Left Projection Matrix: 0.929789, 0.000000, 0.000000, 0.000000, 0.000000, 0.750974, 0.000000, 0.000000, -0.015672, -0.000000, 1.000050, 1.000000, 0.000000, 0.000000, -1.000050, 0.000000

Right Projection Matrix: 0.929789, 0.000000, 0.000000, 0.000000, 0.000000, 0.750974, 0.000000, 0.000000, 0.015672, -0.000000, 1.000050, 1.000000, 0.000000, 0.000000, -1.000050, 0.000000

What do we know?

I. 2.0 * near / (right - left) = 0.929789
II. 2.0 * near / (top - bottom) = 0.750974
III. (left + right) / (right / left) = -0.015672 (Left Eye)
IV. (left + right) / (right / left) = 0.015672 (Right Eye)

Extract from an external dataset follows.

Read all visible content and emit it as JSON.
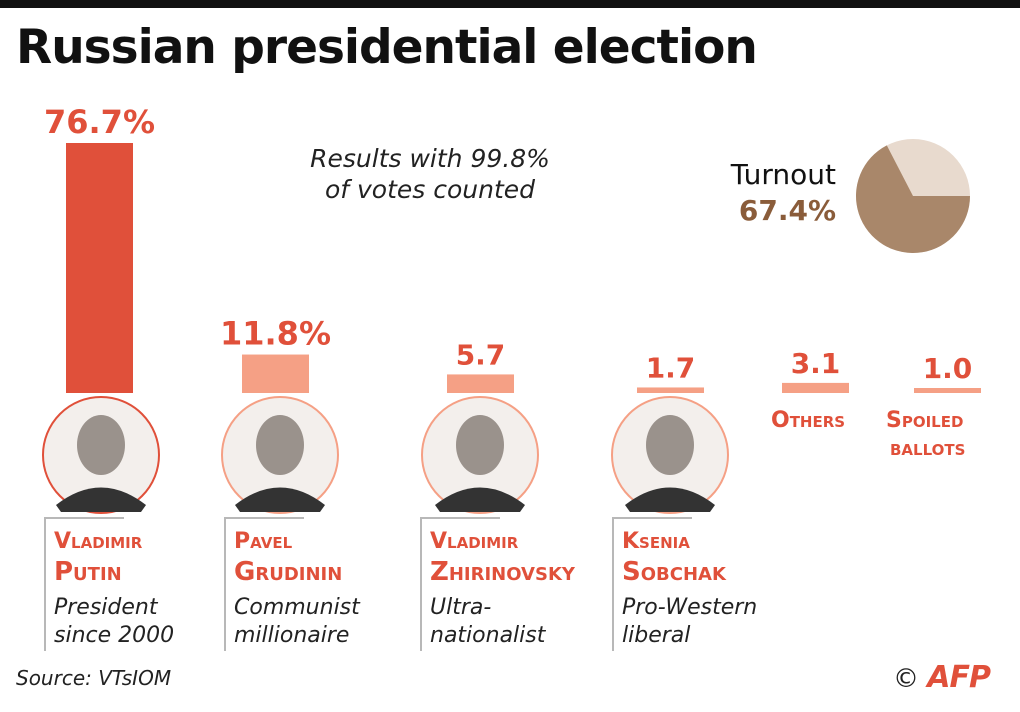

From the first line (I) we get that width (right – left) is roughly 2.15 (2.0 / 0.929789).

From the second line (II) we get that height (top – bottom) is roughly 2.66 (2.0 / 0.750974).

We know the buffer size for each eye, and they are both: 1182 x 1464. The buffer aspect ratio is 0.8, which pretty much matches what we got from the projection frustum. Moving on.

From the third line (III) or the fourth line (IV) we need to consider the following. In a perspective projection matrix the left and right parameters of the frustum are:

left = -width / 2.0
right = width / 2.0

For the off-center (a.k.a. off-axis) projection matrix the left and right parameters are:

left = (-width / 2.0) + offset
right =(width / 2.0) + offset

Beware that the offset is positive for the left eye, and negative for the right eye. Also note that the left and right referred before refer to the frustum parameters, not the eyes.

That said, III and IV give us offset = 0.008.

Now the final twist. This part I may be doing wrong, but it’s as far as I got based on my understanding of trigonometry and frustum calculation. Basically the offset in the convergence plane of a zero-parallax is the same as half the interocular distance.

convergence_distance / (interocular_distance / 2) = near / offset

That would indicate that the convergence distance is … 4.

But since the convergence is not 4, what did go wrong? I think I can’t really actually assume that the near plane is the zero parallax plane.

So let’s just ignore this post, and wait for a more inspired one later. Internet, the place where your mistakes learning process lives forever to eventually haunt you back … So why am I posting this again?

### One Thought on “What is the convergence distance of Oculus?”

1. dfelinto Its fun to read the way your mind works, so “babble” some more, please. Especially on getting VR into the workflow early.
[Wanting to get a visor into the modeling phase– as anaglyph is tiring and hard to see verts– I’m only looking this up after a year.]